Moreover, McDonald testified that there was a system in effect to double check that all new employees received the retirement system notice.   McDonald's testimony was supported by that of Beverly Miller, the school district's business administrator, who confirmed the existence of the procedure of sending packets containing the notice of retirement system eligibility to all new employees upon their approval by the school district's Board of Education.

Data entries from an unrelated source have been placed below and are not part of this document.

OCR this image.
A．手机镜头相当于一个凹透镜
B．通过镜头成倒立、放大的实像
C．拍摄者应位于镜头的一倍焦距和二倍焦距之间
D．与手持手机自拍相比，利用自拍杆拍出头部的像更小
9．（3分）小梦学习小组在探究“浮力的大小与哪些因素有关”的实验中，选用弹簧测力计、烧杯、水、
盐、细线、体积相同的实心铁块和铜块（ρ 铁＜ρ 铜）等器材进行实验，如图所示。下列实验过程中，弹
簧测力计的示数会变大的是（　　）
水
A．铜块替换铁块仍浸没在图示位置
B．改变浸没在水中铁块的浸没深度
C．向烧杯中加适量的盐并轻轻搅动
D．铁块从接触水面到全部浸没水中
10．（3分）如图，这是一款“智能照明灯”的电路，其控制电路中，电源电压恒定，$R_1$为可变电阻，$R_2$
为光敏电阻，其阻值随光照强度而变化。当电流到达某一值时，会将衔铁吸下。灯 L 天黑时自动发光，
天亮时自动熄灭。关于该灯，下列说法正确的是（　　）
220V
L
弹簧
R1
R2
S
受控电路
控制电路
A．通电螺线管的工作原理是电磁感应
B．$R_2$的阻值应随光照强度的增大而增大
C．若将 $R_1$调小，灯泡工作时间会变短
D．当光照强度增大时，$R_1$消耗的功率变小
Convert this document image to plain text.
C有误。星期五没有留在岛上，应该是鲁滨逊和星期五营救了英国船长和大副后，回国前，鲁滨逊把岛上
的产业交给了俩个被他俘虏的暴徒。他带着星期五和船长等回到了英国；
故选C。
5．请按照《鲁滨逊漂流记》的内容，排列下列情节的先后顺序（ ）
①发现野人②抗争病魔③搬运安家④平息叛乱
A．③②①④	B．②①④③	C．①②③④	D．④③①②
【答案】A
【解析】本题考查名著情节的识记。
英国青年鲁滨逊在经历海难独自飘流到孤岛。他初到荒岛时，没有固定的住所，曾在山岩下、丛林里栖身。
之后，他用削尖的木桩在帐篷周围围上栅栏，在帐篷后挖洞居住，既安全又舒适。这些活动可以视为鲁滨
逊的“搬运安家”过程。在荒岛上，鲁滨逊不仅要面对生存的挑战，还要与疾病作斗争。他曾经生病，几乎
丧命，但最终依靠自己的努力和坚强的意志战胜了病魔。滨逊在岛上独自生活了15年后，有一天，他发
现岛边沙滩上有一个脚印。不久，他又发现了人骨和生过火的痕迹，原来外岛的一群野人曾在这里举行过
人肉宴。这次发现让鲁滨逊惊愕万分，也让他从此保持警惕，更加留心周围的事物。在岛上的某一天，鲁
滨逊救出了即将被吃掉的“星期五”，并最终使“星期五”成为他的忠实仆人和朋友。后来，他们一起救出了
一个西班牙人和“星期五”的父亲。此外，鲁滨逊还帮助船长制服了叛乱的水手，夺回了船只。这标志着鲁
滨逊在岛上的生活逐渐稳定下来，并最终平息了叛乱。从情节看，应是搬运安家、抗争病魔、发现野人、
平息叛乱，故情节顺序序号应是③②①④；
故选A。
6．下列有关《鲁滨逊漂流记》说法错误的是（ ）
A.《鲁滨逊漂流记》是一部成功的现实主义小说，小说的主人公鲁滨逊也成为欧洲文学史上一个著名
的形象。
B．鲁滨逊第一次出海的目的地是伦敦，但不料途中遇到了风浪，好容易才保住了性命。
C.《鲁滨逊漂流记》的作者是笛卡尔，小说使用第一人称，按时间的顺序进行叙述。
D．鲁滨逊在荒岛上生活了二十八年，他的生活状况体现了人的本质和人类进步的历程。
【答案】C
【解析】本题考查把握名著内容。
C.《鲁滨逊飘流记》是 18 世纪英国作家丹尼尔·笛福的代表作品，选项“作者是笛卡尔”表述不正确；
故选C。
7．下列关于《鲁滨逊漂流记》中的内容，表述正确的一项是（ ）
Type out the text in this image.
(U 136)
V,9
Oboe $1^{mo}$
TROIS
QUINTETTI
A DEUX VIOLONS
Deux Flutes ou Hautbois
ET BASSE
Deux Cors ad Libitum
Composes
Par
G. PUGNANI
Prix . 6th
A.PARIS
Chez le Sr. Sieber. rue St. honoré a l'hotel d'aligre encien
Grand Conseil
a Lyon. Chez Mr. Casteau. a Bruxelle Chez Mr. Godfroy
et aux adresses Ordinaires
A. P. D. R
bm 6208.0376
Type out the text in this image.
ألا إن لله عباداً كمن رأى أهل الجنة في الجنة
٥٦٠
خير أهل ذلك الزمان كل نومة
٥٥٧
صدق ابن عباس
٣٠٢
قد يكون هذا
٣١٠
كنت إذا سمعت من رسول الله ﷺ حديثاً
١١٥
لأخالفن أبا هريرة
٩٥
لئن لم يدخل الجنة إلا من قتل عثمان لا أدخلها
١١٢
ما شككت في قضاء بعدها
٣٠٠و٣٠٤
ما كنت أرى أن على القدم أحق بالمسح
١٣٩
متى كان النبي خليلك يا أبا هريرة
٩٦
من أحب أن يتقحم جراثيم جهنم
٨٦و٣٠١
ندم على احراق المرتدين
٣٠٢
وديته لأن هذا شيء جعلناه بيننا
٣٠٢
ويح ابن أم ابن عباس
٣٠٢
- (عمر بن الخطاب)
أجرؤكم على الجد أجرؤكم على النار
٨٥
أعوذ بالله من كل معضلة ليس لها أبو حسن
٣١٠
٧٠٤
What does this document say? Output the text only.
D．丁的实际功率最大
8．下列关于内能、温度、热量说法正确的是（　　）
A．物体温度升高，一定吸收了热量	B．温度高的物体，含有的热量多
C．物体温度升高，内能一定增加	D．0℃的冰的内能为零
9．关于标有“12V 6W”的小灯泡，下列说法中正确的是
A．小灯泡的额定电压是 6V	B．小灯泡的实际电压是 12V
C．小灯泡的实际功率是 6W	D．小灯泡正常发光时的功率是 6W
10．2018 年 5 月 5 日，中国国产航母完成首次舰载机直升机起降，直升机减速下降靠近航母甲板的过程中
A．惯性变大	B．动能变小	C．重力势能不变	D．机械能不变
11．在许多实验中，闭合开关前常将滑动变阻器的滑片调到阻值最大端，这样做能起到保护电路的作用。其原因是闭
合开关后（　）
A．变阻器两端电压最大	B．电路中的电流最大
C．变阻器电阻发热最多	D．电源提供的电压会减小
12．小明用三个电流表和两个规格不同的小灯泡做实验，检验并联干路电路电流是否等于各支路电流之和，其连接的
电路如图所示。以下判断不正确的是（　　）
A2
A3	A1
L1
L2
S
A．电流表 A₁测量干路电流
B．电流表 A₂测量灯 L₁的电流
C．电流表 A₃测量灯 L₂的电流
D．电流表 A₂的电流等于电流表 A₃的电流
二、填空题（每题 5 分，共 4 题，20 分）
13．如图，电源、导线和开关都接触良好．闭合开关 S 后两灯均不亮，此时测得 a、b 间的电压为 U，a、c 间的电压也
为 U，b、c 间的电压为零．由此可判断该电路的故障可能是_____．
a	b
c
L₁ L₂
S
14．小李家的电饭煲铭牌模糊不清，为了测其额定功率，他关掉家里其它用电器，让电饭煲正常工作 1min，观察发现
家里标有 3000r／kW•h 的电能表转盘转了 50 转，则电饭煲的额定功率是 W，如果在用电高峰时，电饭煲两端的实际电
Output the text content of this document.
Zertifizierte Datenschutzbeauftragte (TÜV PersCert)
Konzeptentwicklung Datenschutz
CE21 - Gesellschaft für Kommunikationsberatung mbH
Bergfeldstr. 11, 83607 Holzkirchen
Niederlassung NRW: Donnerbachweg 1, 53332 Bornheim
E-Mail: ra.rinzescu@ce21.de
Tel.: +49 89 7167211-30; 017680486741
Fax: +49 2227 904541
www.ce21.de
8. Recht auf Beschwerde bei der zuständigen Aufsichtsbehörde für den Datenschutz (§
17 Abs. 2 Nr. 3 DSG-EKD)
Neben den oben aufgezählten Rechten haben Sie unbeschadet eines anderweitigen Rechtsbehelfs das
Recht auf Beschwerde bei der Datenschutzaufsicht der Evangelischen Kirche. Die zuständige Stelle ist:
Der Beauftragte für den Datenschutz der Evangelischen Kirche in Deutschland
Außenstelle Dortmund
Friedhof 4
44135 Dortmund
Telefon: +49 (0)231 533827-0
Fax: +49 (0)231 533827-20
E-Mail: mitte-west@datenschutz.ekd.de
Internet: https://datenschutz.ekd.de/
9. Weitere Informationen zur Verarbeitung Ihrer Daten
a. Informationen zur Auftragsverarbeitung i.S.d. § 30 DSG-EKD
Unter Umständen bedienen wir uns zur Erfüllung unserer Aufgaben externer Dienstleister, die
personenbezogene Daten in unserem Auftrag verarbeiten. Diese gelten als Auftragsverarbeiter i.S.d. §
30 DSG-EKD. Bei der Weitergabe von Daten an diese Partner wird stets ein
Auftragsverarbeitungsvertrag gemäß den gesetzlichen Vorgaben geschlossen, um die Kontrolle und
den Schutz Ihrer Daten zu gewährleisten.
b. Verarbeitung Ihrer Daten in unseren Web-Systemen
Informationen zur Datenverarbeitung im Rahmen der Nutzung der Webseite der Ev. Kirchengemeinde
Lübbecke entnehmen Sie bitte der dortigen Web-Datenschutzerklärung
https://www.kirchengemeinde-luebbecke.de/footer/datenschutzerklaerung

In our view, this evidence, which is substantially identical to that presented in Matter of Wilson v. Board of Educ. for South Colonie Cent. School Dist., 257 A.D.2d 841, 685 N.Y.S.2d 306, was sufficient to permit the conclusion that petitioner received the packet of materials and, thus, notice of her eligibility to join the retirement system.   We are not persuaded by petitioner's effort to distinguish the facts presented here from those considered in Matter of Wilson v. Board of Educ. for South Colonie Cent. School Dist. (supra ).  Although the evidence presented by petitioner in this case may have justified the Comptroller's contrary determination, it is not our province to weigh the evidence.   To the contrary, having found that the Comptroller's determination is supported by substantial evidence, our inquiry is at an end (see, id.;  Matter of Krak v. McCall, 249 A.D.2d 821, 671 N.Y.S.2d 870).

ADJUDGED that the determination is confirmed, without costs, and petition dismissed.